November 22, 2008

Animal behaviour and welfare: Rabbits Part 4


Fibre harvesting: Grooming

By Dr Clive Dalton

Tattoo identification in rabbit's ear

Fibre harvesting

  • Removing the fleece from a rabbit can cause a great deal of stress. Angora fibre can be harvested by shearing or plucking.
  • Shearing needs special skill and patience with the animal as the rabbit's legs have to be strapped on a special flip-over board.
  • Rabbits are normally shorn first at 8 weeks, then at 20 weeks and 32 weeks.
  • Small animal clippers with the correct head are essential if you have many animals. It will take about 20 minutes to shear a rabbit. Experts can do it in 10 minutes.
  • Scissors can be used for few animals but they must be sharp and well maintained.
  • It is vital to avoid "second cuts" in the fibre. Keeping the shearing head flat on the skin all the time does this.
  • The fibre is so light that it doesn't fall away like wool on a sheep. It's a good idea to have a helper to do this and blow gently on the fibre to remove any second cuts.
  • Also wear a mask as spare fibres float in the air and can be easily breathed in.
  • The skin must be held tight with your spare hand to avoid cuts and teats must be protected by your fingers when shearing the belly.
  • Shorn yields will always be greater than plucked yields.
  • The first crop is shorn from rabbits at 2 months old when the "baby" fibre is removed. After that the animal must be shorn every 90 days. Some people even shear every 10-12 weeks.
  • Animals will need protection from cold until the coat has grown again. A nest box and bedding will provide this. Appetite will increase after shearing so give them some extra feed.
  • Plucked fibre brings the highest price in Europe.
  • For plucking, the rabbit has to be handled 2-3 times to remove the entire coat unless it happens to be in a complete moult.
  • Plucking is often done over a period of days as all the fibre may not be "ripe" all at the same time.
  • To gain plucking experience, try the long fibres on different parts of an old doe. If they come out easily, pluck them with index finger and thumb. Use the other hand to hold the rabbit.
  • Remove the long fibres only and don't attempt to pluck them unless they are loose, as this will stress the rabbit.

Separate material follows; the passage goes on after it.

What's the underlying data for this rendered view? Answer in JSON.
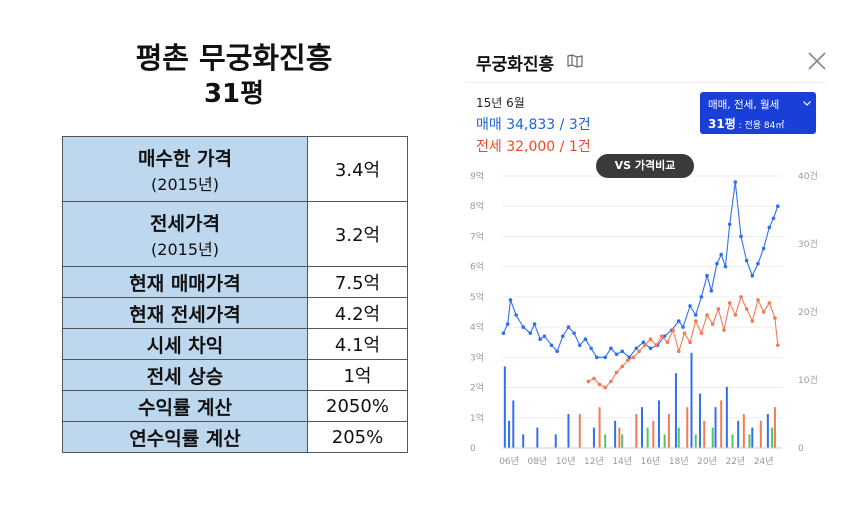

  • Grooming can be very stressful for the rabbit if not done with care.
  • It is done with a wire comb and keeps the rabbit's fleece free from mats and knots.
  • It is best done as a weekly routine when little work is involved.
  • Neglect and poor husbandry will produce matted dirty fleeces, resulting in low returns and mountains of work trying to rescue fibre.
  • Rabbits shorn every 10-12 weeks need very little grooming.